Steve
Mostly Harmless
With respect, no. It's not. Viability and profitability are two seperate things, and money is not the only metric that a business can use to gauge success. This is particularly true in small business. The only thing that money measures is profit/loss.With respect, yes, it is. There is no other criteria on which a business can be measured objectively. A business owner may choose to hold other attributes more than money - and that is certainly their choice. But the business is measured only by how much money it earns.
In fact, if it is a consistent money-loser, the IRS can declare that it is a hobby and not a business. Perfectly fine, but no longer a tax-deduction for Schedule C profit and loss or corporate tax filings.
I'm not saying money is all that matters in the world, but it is the only objective measure by which to measure the success of a business. Any other measure is subjective.
Once again, and I'm sorry if I sound repetitive, but it seems that this keeps getting missed, we're talking about businesses that make money. If the business is in the black, making money, it is profitable. However, profitability is not the only measure of success.

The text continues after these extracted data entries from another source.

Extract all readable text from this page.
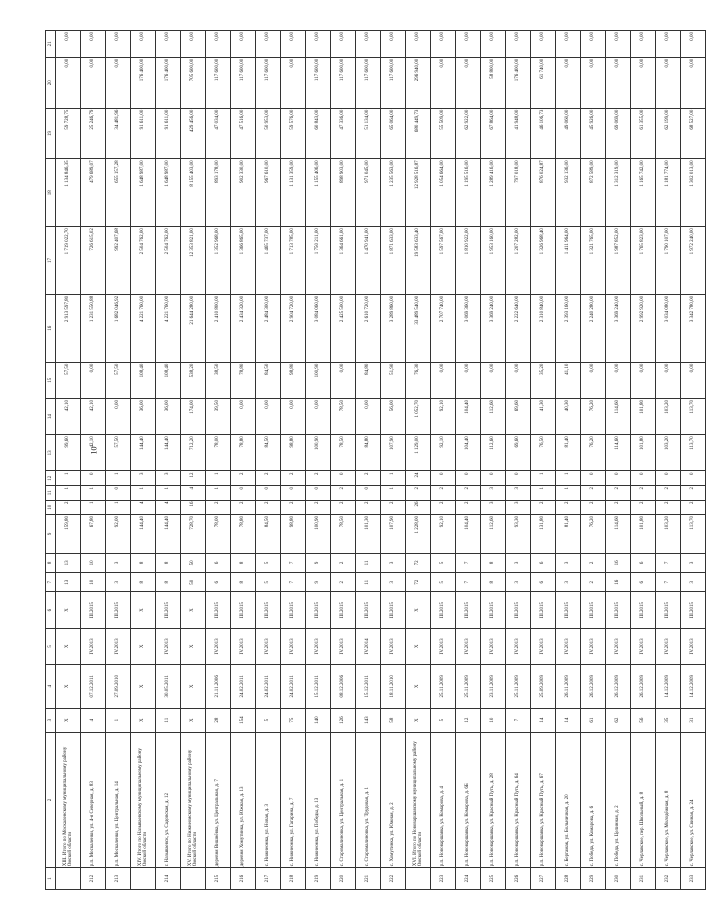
10
1	2	3	4	5	6	7	8	9	10	11	12	13	14	15	16	17	18	19	20	21

	XIII. Итого по Москаленскому муниципальному району Омской области	X	X	X	X	13	13	159,80	2	1	1	99,60	42,10	57,50	2 913 597,80	1 719 022,70	1 134 846,35	59 728,75	0,00	0,00
212	р.п. Москаленки, ул. 4-я Северная, д. 83	4	07.12.2011	IV.2013	III.2015	10	10	67,80	1	1	0	42,10	42,10	0,00	1 231 550,88	726 615,02	479 689,07	25 246,79	0,00	0,00
213	р.п. Москаленки, ул. Центральная, д. 14	1	27.09.2010	IV.2013	III.2015	3	3	92,00	1	0	1	57,50	0,00	57,50	1 682 046,92	992 407,68	655 157,28	34 481,96	0,00	0,00

	XIV. Итого по Называевскому муниципальному району Омской области	X	X	X	X	8	8	144,40	4	1	3	144,40	36,00	108,40	4 221 760,00	2 504 762,00	1 648 987,00	91 611,00	176 400,00	0,00
214	г. Называевск, ул. Садовская, д. 12	11	30.05.2011	IV.2013	III.2015	8	8	144,40	4	1	3	144,40	36,00	108,40	4 221 760,00	2 504 762,00	1 648 987,00	91 611,00	176 400,00	0,00

	XV. Итого по Нижнеомскому муниципальному району Омской области	X	X	X	X	50	50	728,70	16	4	12	712,20	174,00	538,20	21 644 280,00	12 353 821,00	8 155 403,00	429 456,00	705 600,00	0,00
215	деревня Вишнёвка, ул. Центральная, д. 7	28	21.11.2006	IV.2013	III.2015	6	6	78,00	2	1	1	78,00	39,50	38,50	2 410 800,00	1 352 968,00	893 178,00	47 034,00	117 600,00	0,00
216	деревня Хомутинка, ул. Южная, д. 13	154	24.02.2011	IV.2013	III.2015	8	8	78,80	2	0	2	78,80	0,00	78,80	2 434 320,00	1 366 865,00	902 330,00	47 516,00	117 600,00	0,00
217	с. Нижнеомка, ул. Новая, д. 3	5	24.02.2011	IV.2013	III.2015	5	5	84,50	2	0	2	84,50	0,00	84,50	2 484 300,00	1 465 737,00	967 610,00	50 953,00	117 600,00	0,00
218	с. Нижнеомка, ул. Гагарина, д. 7	75	24.02.2011	IV.2013	III.2015	7	7	98,80	2	0	2	98,80	0,00	98,80	2 904 720,00	1 713 785,00	1 131 359,00	59 576,00	0,00	0,00
219	с. Нижнеомка, ул. Победы, д. 13	140	15.12.2011	IV.2013	III.2015	9	9	100,90	2	0	2	100,90	0,00	100,90	3 084 060,00	1 750 211,00	1 155 406,00	60 843,00	117 600,00	0,00
220	с. Старомалиновка, ул. Центральная, д. 1	126	08.12.2006	IV.2013	III.2015	2	2	78,50	2	2	0	78,50	78,50	0,00	2 425 500,00	1 364 661,00	898 903,00	47 336,00	117 600,00	0,00
221	с. Старомалиновка, ул. Трудовая, д. 1	143	15.12.2011	IV.2014	III.2015	11	11	101,30	2	0	2	84,80	0,00	84,80	2 610 720,00	1 470 941,00	971 045,00	51 134,00	117 600,00	0,00
222	с. Хомутинка, ул. Южная, д. 2	58	18.11.2010	IV.2013	III.2015	3	3	107,90	2	1	1	107,90	56,00	51,90	3 289 860,00	1 871 633,00	1 235 563,00	65 064,00	117 600,00	0,00

	XVI. Итого по Нововаршавскому муниципальному району Омской области	X	X	X	X	72	72	1 228,00	26	2	24	1 129,00	1 052,70	76,30	33 489 540,00	19 583 633,40	12 928 516,87	680 449,73	296 940,00	0,00
223	р.п. Нововаршавка, ул. Комарова, д. 4	5	25.11.2009	IV.2013	III.2015	5	5	92,10	2	2	0	92,10	92,10	0,00	2 707 740,00	1 597 567,00	1 054 664,00	55 509,00	0,00	0,00
224	р.п. Нововаршавка, ул. Комарова, д. 6Б	12	25.11.2009	IV.2013	III.2015	7	7	104,40	2	2	0	104,40	104,40	0,00	3 069 360,00	1 810 922,00	1 195 516,00	62 922,00	0,00	0,00
225	р.п. Нововаршавка, ул. Красный Путь, д. 28	10	23.11.2009	IV.2013	III.2015	8	8	112,60	3	3	0	112,60	112,60	0,00	3 369 240,00	1 953 160,00	1 289 416,00	67 864,00	58 800,00	0,00
226	р.п. Нововаршавка, ул. Красный Путь, д. 64	7	25.11.2009	IV.2013	III.2015	3	3	93,30	3	3	0	69,60	69,60	0,00	2 222 640,00	1 207 282,00	797 018,00	41 948,00	176 400,00	0,00
227	р.п. Нововаршавка, ул. Красный Путь, д. 67	14	25.09.2009	IV.2013	III.2015	6	6	131,80	2	1	1	76,50	41,30	35,20	2 310 840,00	1 326 968,40	876 024,87	46 106,73	61 740,00	0,00
228	с. Бергамак, ул. Больничная, д. 20	14	26.11.2009	IV.2013	III.2015	3	3	81,40	2	1	1	81,40	40,30	41,10	2 393 160,00	1 411 964,00	932 136,00	49 060,00	0,00	0,00
229	с. Победа, ул. Комарова, д. 6	61	26.12.2009	IV.2013	III.2015	2	2	76,20	2	2	0	76,20	76,20	0,00	2 240 280,00	1 321 765,00	872 589,00	45 926,00	0,00	0,00
230	с. Победа, ул. Целинная, д. 2	62	26.12.2009	IV.2013	III.2015	16	16	114,60	2	2	0	114,60	114,60	0,00	3 369 240,00	1 987 852,00	1 312 319,00	69 069,00	0,00	0,00
231	с. Черлакское, пер. Школьный, д. 8	56	26.12.2009	IV.2013	III.2015	6	6	101,80	2	2	0	101,80	101,80	0,00	2 992 920,00	1 765 823,00	1 165 742,00	61 355,00	0,00	0,00
232	с. Черлакское, ул. Молодёжная, д. 8	35	14.12.2009	IV.2013	III.2015	7	7	103,20	2	2	0	103,20	103,20	0,00	3 034 080,00	1 790 107,00	1 181 774,00	62 199,00	0,00	0,00
233	с. Черлакское, ул. Свиная, д. 24	31	14.12.2009	IV.2013	III.2015	3	3	113,70	2	2	0	113,70	113,70	0,00	3 342 780,00	1 972 240,00	1 302 013,00	68 527,00	0,00	0,00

Take BJJ school A and BJJ school B (based very loosely on two schools I'm familiar with, but representative of some current trends):
School A makes a pretty good income. The owner makes enough money to live comfortably doing what he loves. The school owner charges the prevailing rate for monthly dues, but has decided not to raise dues for existing students as a reward for loyalty. So, some of his oldest students still pay $50/month dues. He has a core group of dedicated students and no shortage of new students. Attrition is average among the other reputable area schools and the school is always well represented at tournaments.
The school owner is respected among his peers and rivalries are serious but friendly.
School B is cashing in bigtime on the MMA craze. The school owner left the previous school because he was ambitious and wanted to start teaching. He found a guy who could give him his purple belt (the bare minimum to start a school), hooked up with a like minded "boxing" instructor and opened a gym. He charges more than the previous school and uses just about every trick in the McDojo handbook. His students seldom compete and he and his school have a terrible reputation. Attrition is high, although as a result of the contracts, he doesn't care whether they stay or not. He still gets paid for a year (or more).
If you look at the profit sheets, you find that School B makes more money than School A. Both are profitable, but which one would you charactarize as successful?
What I think is a shame is that, out of everything I wrote, you fell back to this one sound byte.